Entering one or more words in the search field makes ACA search for documents that contain any of the words. For example, searching for
earnings quarterly
will return documents that contain either of both of the words “quarterly” and “earnings”.
You can specify that a particular word must or must not appear in search results by prefixing it with a “+” or “-” respectively. For example, searching for
+mining exploration -gold
will only return documents that contain the word “mining” and do not contain the word “gold”. Results may or may not contain the word “exploration”, but those that do will be considered more relevant and will appear first in the results list.
Searches can also combine words using the AND and OR keywords (NB: These must be entered in caps). In addition, parentheses can be used to group search terms. For example, searching for
kalgoorlie AND (gold OR silver)
will return documents that contain the word “kalgoorlie” and either or both of “gold” or “silver”.
It is possible to search for a phrase by enclosing it in quotes. For example, searching for
"chinese government"
will only return documents that contain that exact phrase.
You can use the wildcard characters “*” (to match any number of letters) or “?” (to match a single letter). For example, searching for
chin*
will match “china” and “chinese”, as well as any other word starting with “chin”. Wildcard characters can be used at the end of a search term or in the middle, but not at the start.
You can even do fuzzy and proximity searches.
A fuzzy search finds matches like the string you define rather than exactly that string.
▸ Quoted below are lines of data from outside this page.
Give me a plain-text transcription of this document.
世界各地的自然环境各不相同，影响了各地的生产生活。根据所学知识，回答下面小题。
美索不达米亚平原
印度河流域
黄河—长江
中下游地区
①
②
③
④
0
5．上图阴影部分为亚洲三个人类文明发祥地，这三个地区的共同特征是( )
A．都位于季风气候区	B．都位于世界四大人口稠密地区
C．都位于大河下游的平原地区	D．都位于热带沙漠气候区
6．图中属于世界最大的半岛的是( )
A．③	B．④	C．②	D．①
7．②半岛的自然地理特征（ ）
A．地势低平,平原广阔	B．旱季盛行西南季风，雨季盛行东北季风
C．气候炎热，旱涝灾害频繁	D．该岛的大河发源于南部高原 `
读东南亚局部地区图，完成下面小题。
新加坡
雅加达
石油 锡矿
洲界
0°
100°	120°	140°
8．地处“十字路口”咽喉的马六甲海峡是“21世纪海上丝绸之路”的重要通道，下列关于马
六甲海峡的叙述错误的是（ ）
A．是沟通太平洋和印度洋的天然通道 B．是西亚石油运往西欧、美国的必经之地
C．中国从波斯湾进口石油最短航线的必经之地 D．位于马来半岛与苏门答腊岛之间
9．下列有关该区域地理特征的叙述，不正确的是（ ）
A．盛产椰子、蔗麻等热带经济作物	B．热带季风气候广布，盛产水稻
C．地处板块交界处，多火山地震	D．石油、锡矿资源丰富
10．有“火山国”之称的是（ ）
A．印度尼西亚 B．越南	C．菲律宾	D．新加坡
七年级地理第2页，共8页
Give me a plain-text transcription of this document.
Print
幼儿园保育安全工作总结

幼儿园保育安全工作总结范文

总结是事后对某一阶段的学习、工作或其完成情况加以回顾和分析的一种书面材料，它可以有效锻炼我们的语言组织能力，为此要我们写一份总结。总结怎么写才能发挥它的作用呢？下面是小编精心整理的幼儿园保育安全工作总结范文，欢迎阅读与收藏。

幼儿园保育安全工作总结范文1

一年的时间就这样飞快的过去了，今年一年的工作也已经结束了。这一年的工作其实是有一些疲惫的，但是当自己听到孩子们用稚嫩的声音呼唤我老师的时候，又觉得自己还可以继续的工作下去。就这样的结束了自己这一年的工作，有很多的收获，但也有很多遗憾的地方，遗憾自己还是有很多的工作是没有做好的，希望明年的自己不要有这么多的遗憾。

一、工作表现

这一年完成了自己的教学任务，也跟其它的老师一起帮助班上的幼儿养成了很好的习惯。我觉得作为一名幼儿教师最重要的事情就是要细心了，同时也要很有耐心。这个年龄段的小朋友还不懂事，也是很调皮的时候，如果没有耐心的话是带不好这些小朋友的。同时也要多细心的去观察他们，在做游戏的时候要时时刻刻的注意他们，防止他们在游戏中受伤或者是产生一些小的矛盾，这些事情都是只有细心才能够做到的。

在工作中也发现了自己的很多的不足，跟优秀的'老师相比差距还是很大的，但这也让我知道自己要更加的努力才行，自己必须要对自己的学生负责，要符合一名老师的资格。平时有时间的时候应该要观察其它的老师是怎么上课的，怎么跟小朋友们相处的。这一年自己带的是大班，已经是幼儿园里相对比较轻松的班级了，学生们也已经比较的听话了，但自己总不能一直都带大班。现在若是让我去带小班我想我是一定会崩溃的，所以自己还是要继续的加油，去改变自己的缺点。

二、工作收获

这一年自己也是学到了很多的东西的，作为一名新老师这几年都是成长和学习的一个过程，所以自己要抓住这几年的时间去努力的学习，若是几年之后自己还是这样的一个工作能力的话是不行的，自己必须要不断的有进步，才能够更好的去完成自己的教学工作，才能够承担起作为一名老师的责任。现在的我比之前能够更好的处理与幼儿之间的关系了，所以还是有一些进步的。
For instance, a fuzzy search for “gold” might find “sold”, “bold”, “told”, “sole” depending upon the degree of fuzziness implemented. The degree of fuzziness is a parameter you can specify.
gold~
is how you request a fuzzy search for “gold” and
gold~0.8
defines a degree of fuzziness. Values closer to one are more precise and those nearer to zero are less precise. The default value, when no degree is specified, is 0.5.
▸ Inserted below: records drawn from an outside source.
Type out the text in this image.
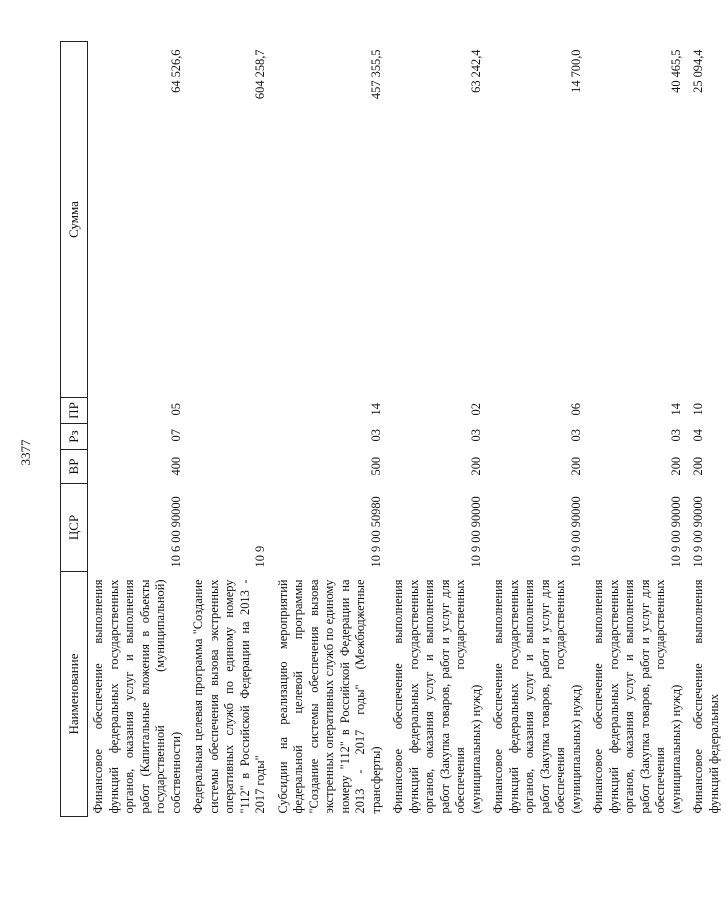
3377
Наименование	ЦСР	ВР	Рз	ПР	Сумма
Финансовое обеспечение выполнения функций федеральных государственных органов, оказания услуг и выполнения работ (Капитальные вложения в объекты государственной (муниципальной) собственности)	10 6 00 90000	400	07	05	64 526,6
Федеральная целевая программа "Создание системы обеспечения вызова экстренных оперативных служб по единому номеру "112" в Российской Федерации на 2013 - 2017 годы"	10 9				604 258,7
Субсидии на реализацию мероприятий федеральной целевой программы "Создание системы обеспечения вызова экстренных оперативных служб по единому номеру "112" в Российской Федерации на 2013 - 2017 годы" (Межбюджетные трансферты)	10 9 00 50980	500	03	14	457 355,5
Финансовое обеспечение выполнения функций федеральных государственных органов, оказания услуг и выполнения работ (Закупка товаров, работ и услуг для обеспечения государственных (муниципальных) нужд)	10 9 00 90000	200	03	02	63 242,4
Финансовое обеспечение выполнения функций федеральных государственных органов, оказания услуг и выполнения работ (Закупка товаров, работ и услуг для обеспечения государственных (муниципальных) нужд)	10 9 00 90000	200	03	06	14 700,0
Финансовое обеспечение выполнения функций федеральных государственных органов, оказания услуг и выполнения работ (Закупка товаров, работ и услуг для обеспечения государственных (муниципальных) нужд)	10 9 00 90000	200	03	14	40 465,5
Финансовое обеспечение выполнения функций федеральных	10 9 00 90000	200	04	10	25 094,4
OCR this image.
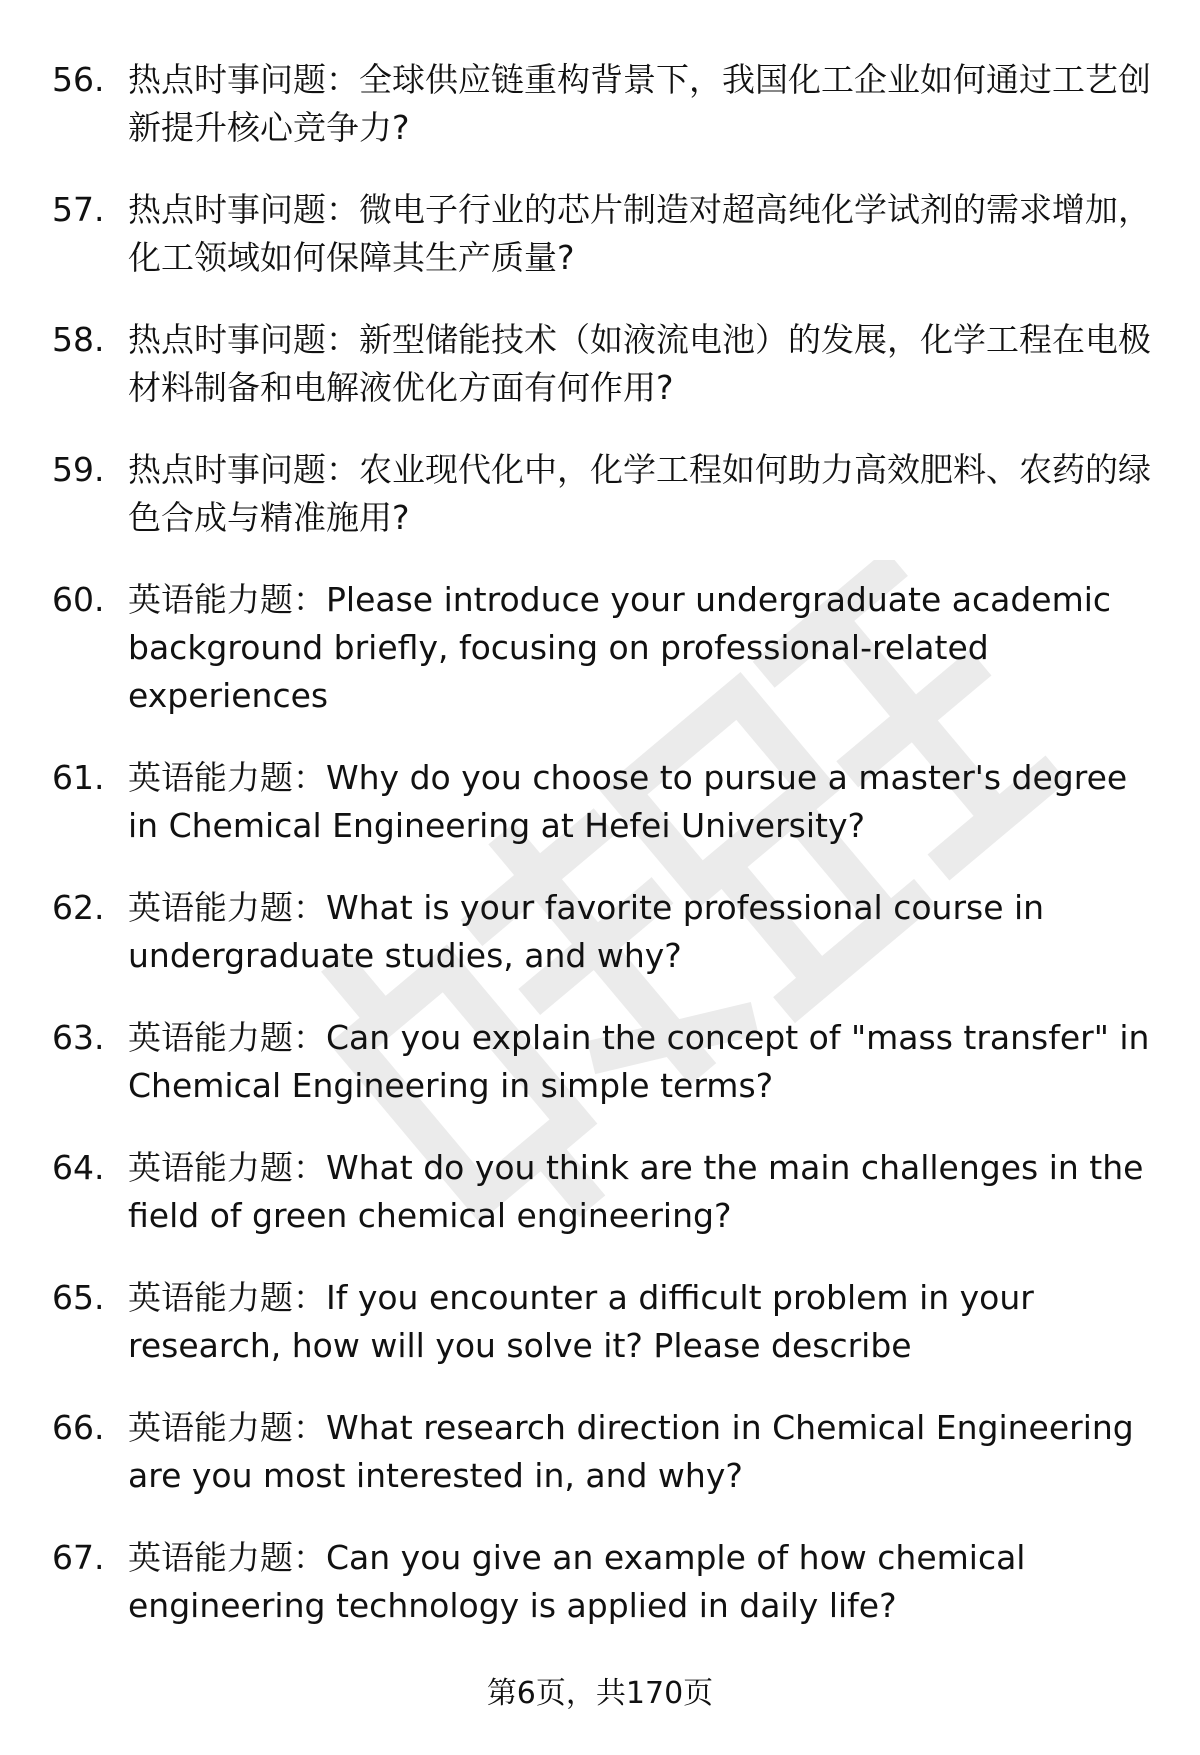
56. 热点时事问题：全球供应链重构背景下，我国化工企业如何通过工艺创新提升核心竞争力?
57. 热点时事问题：微电子行业的芯片制造对超高纯化学试剂的需求增加，化工领域如何保障其生产质量?
58. 热点时事问题：新型储能技术（如液流电池）的发展，化学工程在电极材料制备和电解液优化方面有何作用?
59. 热点时事问题：农业现代化中，化学工程如何助力高效肥料、农药的绿色合成与精准施用?
60. 英语能力题：Please introduce your undergraduate academic background briefly, focusing on professional-related experiences
61. 英语能力题：Why do you choose to pursue a master's degree in Chemical Engineering at Hefei University?
62. 英语能力题：What is your favorite professional course in undergraduate studies, and why?
63. 英语能力题：Can you explain the concept of "mass transfer" in Chemical Engineering in simple terms?
64. 英语能力题：What do you think are the main challenges in the field of green chemical engineering?
65. 英语能力题：If you encounter a difficult problem in your research, how will you solve it? Please describe
66. 英语能力题：What research direction in Chemical Engineering are you most interested in, and why?
67. 英语能力题：Can you give an example of how chemical engineering technology is applied in daily life?
第6页，共170页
A proximity search finds matches where words are within a specific number of words from each other. For example you may wish to find announcements with “cash” and “share” within six words of each other. Then you would specify
“cash share”~6
ACA’s search functions are now implemented using Apache Lucene. See the Lucene Documentation for a complete description of the search syntax.
In addition to the new search capabilities, ACA now delivers all available text conversions as part of the Download Results link. Previously that link only delivered PDF files when these were available. Now, the text conversions of those files are also provided.
Researchers should note these conversions are not always accurate. Text conversions result from a process that does its best to find usable text in PDF documents. The worst conversions are not used but some degree of errors must be accepted in order to make text searching possible. So do not expect these text conversions to be error free. The original PDFs are provided so you can correct errors in announcement conversions that are particularly important to you.
Despite these realities, we are sure access to our text conversions means will you now be better able to routinely process Australian company announcements for statements that are most relevant to your research. The new targeting tools should help you find those announcements more quickly.